Table 1. Quantitative comparison results in terms of True Positives (TP), False Negatives (FN), False Positives (FP), Precision (Prec.), Recall (Rec.) and F1-score (F1).
Table 2. Ablation on the data augmentation. Hyper-parameters used: \(\lambda = 1{\text {e}}\,-\,01\), learning rate = \(1{\text {e}}\,-\,03\), weight decay = \(1{\text {e}}\,-\,04\), \(t_\text {conf}=0.5\), \(t_\text {eval}=0.5\). Results reported are best values achieved on the test set.
Table 3. Ablation on the tracking hyper-parameters. First row show the upper bound we can reach in recall.
Fig. 7.
figure 7

Examples of detection results. Our detector can handle defects at different scales. Some detected regions are difficult to judge whether they are a defected, e.g. second row - second and third figure.

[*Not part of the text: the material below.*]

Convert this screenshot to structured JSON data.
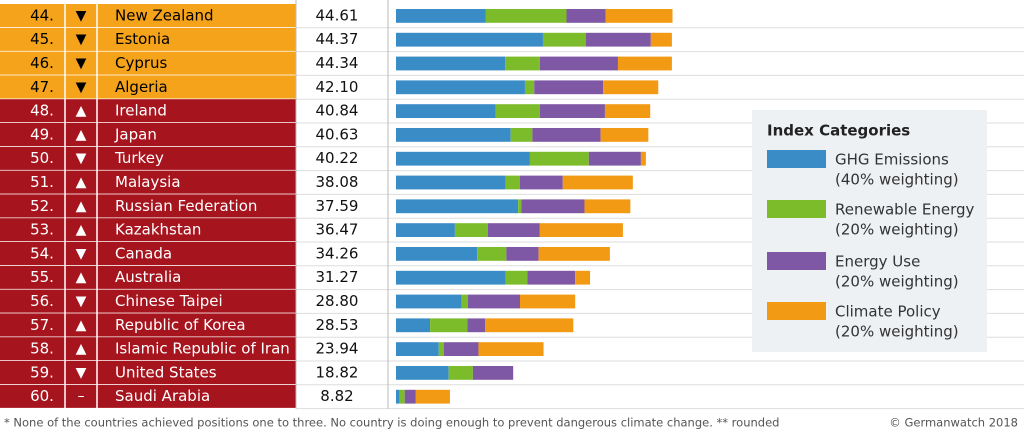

There are then extreme cases where regions at the border of the log are detected as defects. Bounding-box key. Green: ground-truth. Red: estimated detection.

Fig. 8.
figure 8

Examples of tracking results. The first and second rows show how tracking can effectively filter out spurious detections. The last row shows the ability of tracking in interpolating miss-detections (top-left bounding boxes). Bounding-box key. Green: ground-truth. Red: estimated detection. Blue: estimated tracking state. (Color figure online)

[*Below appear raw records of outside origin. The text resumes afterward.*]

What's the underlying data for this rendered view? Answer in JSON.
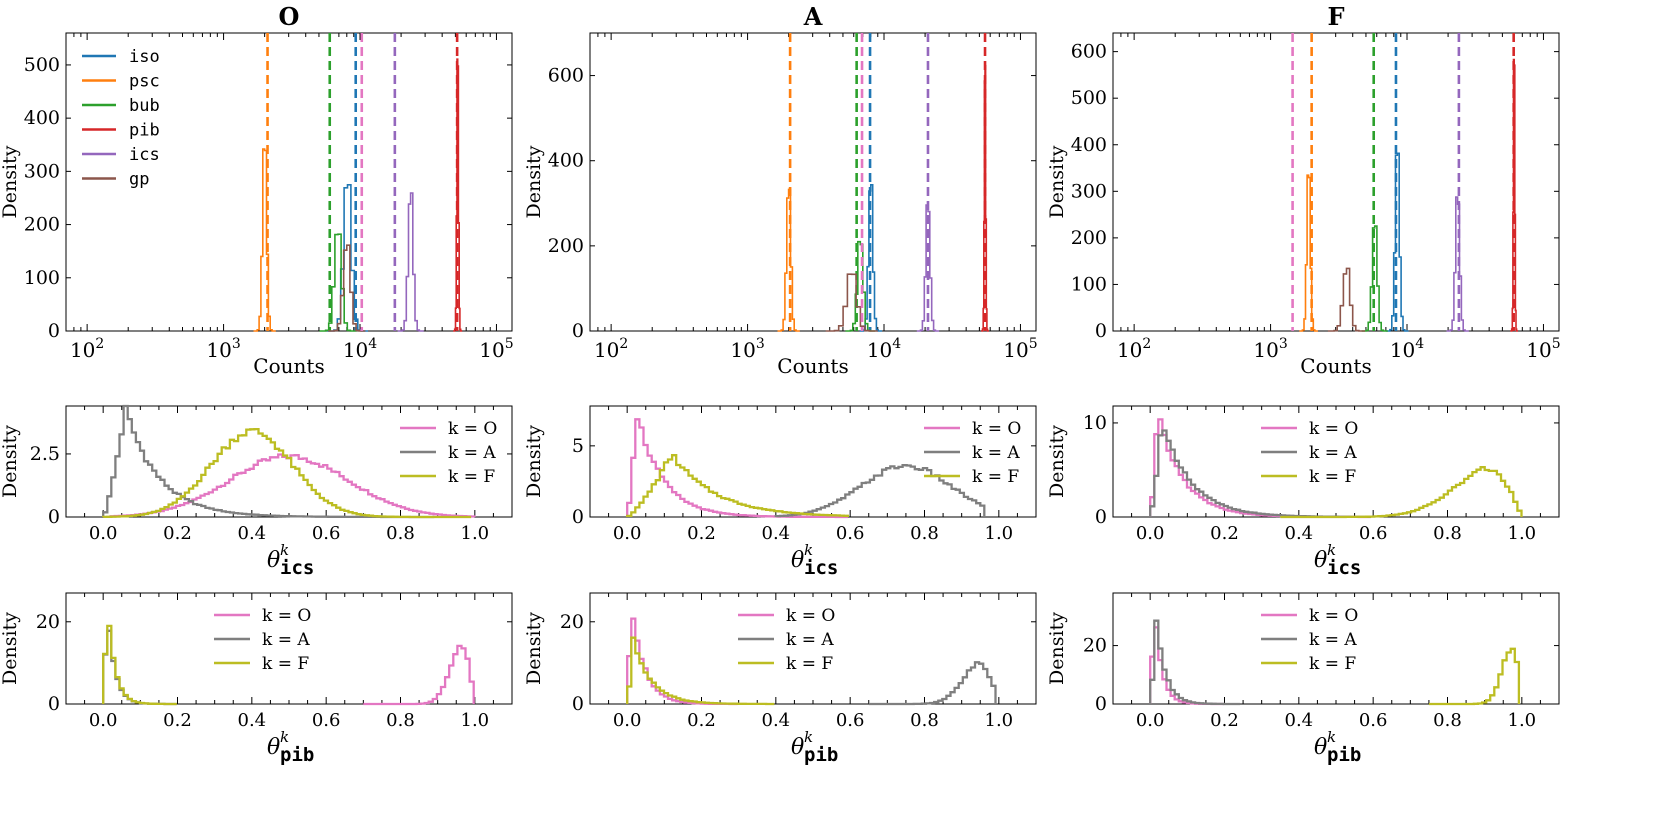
{
  "figure": {
    "panel_titles": [
      "O",
      "A",
      "F"
    ],
    "counts_xlabel": "Counts",
    "density_ylabel": "Density",
    "theta_symbol": "θ",
    "theta_superscript": "k",
    "theta_ics_subscript": "ics",
    "theta_pib_subscript": "pib"
  },
  "chart_data": [
    {
      "type": "histogram",
      "title": "O",
      "xlabel": "Counts",
      "ylabel": "Density",
      "xscale": "log",
      "xlim": [
        70,
        130000
      ],
      "ylim": [
        0,
        560
      ],
      "xticks": [
        100,
        1000,
        10000,
        100000
      ],
      "xtick_labels": [
        "10^2",
        "10^3",
        "10^4",
        "10^5"
      ],
      "yticks": [
        0,
        100,
        200,
        300,
        400,
        500
      ],
      "legend": {
        "location": "upper-left",
        "entries": [
          "iso",
          "psc",
          "bub",
          "pib",
          "ics",
          "gp"
        ]
      },
      "series": [
        {
          "name": "iso",
          "color": "#1f77b4",
          "center": 8100,
          "peak": 300,
          "width": 0.055,
          "vline": 9300
        },
        {
          "name": "psc",
          "color": "#ff7f0e",
          "center": 2000,
          "peak": 365,
          "width": 0.03,
          "vline": 2100
        },
        {
          "name": "bub",
          "color": "#2ca02c",
          "center": 6900,
          "peak": 200,
          "width": 0.05,
          "vline": 6000
        },
        {
          "name": "pib",
          "color": "#d62728",
          "center": 52000,
          "peak": 540,
          "width": 0.012,
          "vline": 51500
        },
        {
          "name": "ics",
          "color": "#9467bd",
          "center": 23500,
          "peak": 272,
          "width": 0.035,
          "vline": 18000
        },
        {
          "name": "gp",
          "color": "#8c564b",
          "center": 8000,
          "peak": 175,
          "width": 0.05,
          "vline": null
        },
        {
          "name": "",
          "color": "#e377c2",
          "center": null,
          "peak": null,
          "width": null,
          "vline": 10300
        }
      ]
    },
    {
      "type": "histogram",
      "title": "A",
      "xlabel": "Counts",
      "ylabel": "Density",
      "xscale": "log",
      "xlim": [
        70,
        130000
      ],
      "ylim": [
        0,
        700
      ],
      "xticks": [
        100,
        1000,
        10000,
        100000
      ],
      "xtick_labels": [
        "10^2",
        "10^3",
        "10^4",
        "10^5"
      ],
      "yticks": [
        0,
        200,
        400,
        600
      ],
      "series": [
        {
          "name": "iso",
          "color": "#1f77b4",
          "center": 8000,
          "peak": 370,
          "width": 0.03,
          "vline": 7900
        },
        {
          "name": "psc",
          "color": "#ff7f0e",
          "center": 2000,
          "peak": 365,
          "width": 0.03,
          "vline": 2050
        },
        {
          "name": "bub",
          "color": "#2ca02c",
          "center": 6700,
          "peak": 230,
          "width": 0.04,
          "vline": 6300
        },
        {
          "name": "pib",
          "color": "#d62728",
          "center": 55000,
          "peak": 670,
          "width": 0.01,
          "vline": 55000
        },
        {
          "name": "ics",
          "color": "#9467bd",
          "center": 21000,
          "peak": 310,
          "width": 0.03,
          "vline": 21000
        },
        {
          "name": "gp",
          "color": "#8c564b",
          "center": 5800,
          "peak": 152,
          "width": 0.07,
          "vline": null
        },
        {
          "name": "",
          "color": "#e377c2",
          "center": null,
          "peak": null,
          "width": null,
          "vline": 6900
        }
      ]
    },
    {
      "type": "histogram",
      "title": "F",
      "xlabel": "Counts",
      "ylabel": "Density",
      "xscale": "log",
      "xlim": [
        70,
        130000
      ],
      "ylim": [
        0,
        640
      ],
      "xticks": [
        100,
        1000,
        10000,
        100000
      ],
      "xtick_labels": [
        "10^2",
        "10^3",
        "10^4",
        "10^5"
      ],
      "yticks": [
        0,
        100,
        200,
        300,
        400,
        500,
        600
      ],
      "series": [
        {
          "name": "iso",
          "color": "#1f77b4",
          "center": 8500,
          "peak": 420,
          "width": 0.03,
          "vline": 8300
        },
        {
          "name": "psc",
          "color": "#ff7f0e",
          "center": 1900,
          "peak": 360,
          "width": 0.025,
          "vline": 2000
        },
        {
          "name": "bub",
          "color": "#2ca02c",
          "center": 5800,
          "peak": 245,
          "width": 0.035,
          "vline": 5700
        },
        {
          "name": "pib",
          "color": "#d62728",
          "center": 61000,
          "peak": 610,
          "width": 0.01,
          "vline": 60500
        },
        {
          "name": "ics",
          "color": "#9467bd",
          "center": 23500,
          "peak": 315,
          "width": 0.03,
          "vline": 24000
        },
        {
          "name": "gp",
          "color": "#8c564b",
          "center": 3600,
          "peak": 143,
          "width": 0.05,
          "vline": null
        },
        {
          "name": "",
          "color": "#e377c2",
          "center": null,
          "peak": null,
          "width": null,
          "vline": 1450
        }
      ]
    },
    {
      "type": "histogram",
      "xlabel": "θ^k_ics",
      "ylabel": "Density",
      "xlim": [
        -0.1,
        1.1
      ],
      "ylim": [
        0,
        4.4
      ],
      "xticks": [
        0.0,
        0.2,
        0.4,
        0.6,
        0.8,
        1.0
      ],
      "yticks": [
        0.0,
        2.5
      ],
      "legend": {
        "location": "upper-right",
        "entries": [
          "k = O",
          "k = A",
          "k = F"
        ]
      },
      "series": [
        {
          "name": "k = O",
          "color": "#e377c2",
          "shape": "gauss",
          "center": 0.5,
          "sd": 0.16,
          "peak": 2.4,
          "lo": 0.02,
          "hi": 1.0
        },
        {
          "name": "k = A",
          "color": "#7f7f7f",
          "shape": "gamma",
          "mode": 0.06,
          "scale": 0.09,
          "peak": 4.3,
          "lo": 0.0,
          "hi": 0.9
        },
        {
          "name": "k = F",
          "color": "#bcbd22",
          "shape": "gauss",
          "center": 0.4,
          "sd": 0.11,
          "peak": 3.4,
          "lo": 0.0,
          "hi": 1.0
        }
      ]
    },
    {
      "type": "histogram",
      "xlabel": "θ^k_ics",
      "ylabel": "Density",
      "xlim": [
        -0.1,
        1.1
      ],
      "ylim": [
        0,
        7.8
      ],
      "xticks": [
        0.0,
        0.2,
        0.4,
        0.6,
        0.8,
        1.0
      ],
      "yticks": [
        0,
        5
      ],
      "legend": {
        "location": "upper-right",
        "entries": [
          "k = O",
          "k = A",
          "k = F"
        ]
      },
      "series": [
        {
          "name": "k = O",
          "color": "#e377c2",
          "shape": "gamma",
          "mode": 0.025,
          "scale": 0.07,
          "peak": 7.4,
          "lo": 0.0,
          "hi": 0.6
        },
        {
          "name": "k = A",
          "color": "#7f7f7f",
          "shape": "gauss",
          "center": 0.75,
          "sd": 0.12,
          "peak": 3.6,
          "lo": 0.4,
          "hi": 0.97
        },
        {
          "name": "k = F",
          "color": "#bcbd22",
          "shape": "gamma",
          "mode": 0.12,
          "scale": 0.12,
          "peak": 4.4,
          "lo": 0.0,
          "hi": 0.6
        }
      ]
    },
    {
      "type": "histogram",
      "xlabel": "θ^k_ics",
      "ylabel": "Density",
      "xlim": [
        -0.1,
        1.1
      ],
      "ylim": [
        0,
        11.8
      ],
      "xticks": [
        0.0,
        0.2,
        0.4,
        0.6,
        0.8,
        1.0
      ],
      "yticks": [
        0,
        10
      ],
      "legend": {
        "location": "upper-center",
        "entries": [
          "k = O",
          "k = A",
          "k = F"
        ]
      },
      "series": [
        {
          "name": "k = O",
          "color": "#e377c2",
          "shape": "gamma",
          "mode": 0.02,
          "scale": 0.07,
          "peak": 11.0,
          "lo": 0.0,
          "hi": 0.6
        },
        {
          "name": "k = A",
          "color": "#7f7f7f",
          "shape": "gamma",
          "mode": 0.03,
          "scale": 0.08,
          "peak": 10.0,
          "lo": 0.0,
          "hi": 0.6
        },
        {
          "name": "k = F",
          "color": "#bcbd22",
          "shape": "skewleft",
          "mode": 0.9,
          "scale": 0.11,
          "peak": 5.2,
          "lo": 0.35,
          "hi": 1.0
        }
      ]
    },
    {
      "type": "histogram",
      "xlabel": "θ^k_pib",
      "ylabel": "Density",
      "xlim": [
        -0.1,
        1.1
      ],
      "ylim": [
        0,
        27
      ],
      "xticks": [
        0.0,
        0.2,
        0.4,
        0.6,
        0.8,
        1.0
      ],
      "yticks": [
        0,
        20
      ],
      "legend": {
        "location": "upper-center",
        "entries": [
          "k = O",
          "k = A",
          "k = F"
        ]
      },
      "series": [
        {
          "name": "k = O",
          "color": "#e377c2",
          "shape": "skewleft",
          "mode": 0.96,
          "scale": 0.035,
          "peak": 14.5,
          "lo": 0.7,
          "hi": 1.0
        },
        {
          "name": "k = A",
          "color": "#7f7f7f",
          "shape": "gamma",
          "mode": 0.01,
          "scale": 0.02,
          "peak": 25.0,
          "lo": 0.0,
          "hi": 0.2
        },
        {
          "name": "k = F",
          "color": "#bcbd22",
          "shape": "gamma",
          "mode": 0.01,
          "scale": 0.02,
          "peak": 26.0,
          "lo": 0.0,
          "hi": 0.2
        }
      ]
    },
    {
      "type": "histogram",
      "xlabel": "θ^k_pib",
      "ylabel": "Density",
      "xlim": [
        -0.1,
        1.1
      ],
      "ylim": [
        0,
        27
      ],
      "xticks": [
        0.0,
        0.2,
        0.4,
        0.6,
        0.8,
        1.0
      ],
      "yticks": [
        0,
        20
      ],
      "legend": {
        "location": "upper-center",
        "entries": [
          "k = O",
          "k = A",
          "k = F"
        ]
      },
      "series": [
        {
          "name": "k = O",
          "color": "#e377c2",
          "shape": "gamma",
          "mode": 0.01,
          "scale": 0.035,
          "peak": 26.0,
          "lo": 0.0,
          "hi": 0.3
        },
        {
          "name": "k = A",
          "color": "#7f7f7f",
          "shape": "skewleft",
          "mode": 0.94,
          "scale": 0.05,
          "peak": 10.0,
          "lo": 0.65,
          "hi": 1.0
        },
        {
          "name": "k = F",
          "color": "#bcbd22",
          "shape": "gamma",
          "mode": 0.015,
          "scale": 0.05,
          "peak": 16.0,
          "lo": 0.0,
          "hi": 0.4
        }
      ]
    },
    {
      "type": "histogram",
      "xlabel": "θ^k_pib",
      "ylabel": "Density",
      "xlim": [
        -0.1,
        1.1
      ],
      "ylim": [
        0,
        38
      ],
      "xticks": [
        0.0,
        0.2,
        0.4,
        0.6,
        0.8,
        1.0
      ],
      "yticks": [
        0,
        20
      ],
      "legend": {
        "location": "upper-center",
        "entries": [
          "k = O",
          "k = A",
          "k = F"
        ]
      },
      "series": [
        {
          "name": "k = O",
          "color": "#e377c2",
          "shape": "gamma",
          "mode": 0.01,
          "scale": 0.02,
          "peak": 36.0,
          "lo": 0.0,
          "hi": 0.2
        },
        {
          "name": "k = A",
          "color": "#7f7f7f",
          "shape": "gamma",
          "mode": 0.015,
          "scale": 0.025,
          "peak": 31.0,
          "lo": 0.0,
          "hi": 0.25
        },
        {
          "name": "k = F",
          "color": "#bcbd22",
          "shape": "skewleft",
          "mode": 0.97,
          "scale": 0.03,
          "peak": 20.0,
          "lo": 0.75,
          "hi": 1.0
        }
      ]
    }
  ]
}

Table 2 reports the ablation study on different data transformation configurations that we used for the training of our detector. We obtained the best performance in terms of F1-score by combining data normalisation with random cropping and image flipping. We found that data augmentation is key to avoid overfitting. Table 3 reports the ablation study using different tracking parameters. We can observe that a high value of the threshold to decide between strong and weak detections have a positive effect on the Precision, but that it affects the Recall. Based on the application at hand, a user can tune these parameters to increase or decrease the sensitivity of the approach in order achieve the desired output quality.

4 Conclusions

We presented a deep-learning based algorithm to localise defects in volumetric Computed Tomography scanned wood logs. We showed how to perform 3D defect localisation via 2D object detection and multi-object tracking in order to meet the real-time requirements of the production line. We trained our models on annotations made by experts that deal with the wood production industry. Although the annotation process seems straightforward for deep-learning engineers, we experienced several challenges in instructing the experts. Annotation accuracy is critical to deploy reliable data-driven algorithms on a real production lines. We experimentally showed that we achieved promising localisation performance, which especially contributed to reduce the company’s economic loss by 7% compared to the previous years. This experience helped us understand that greater effort must be put into the creation of intuitive mechanisms for data annotation and into comprehensive protocols to localise well-defined defects.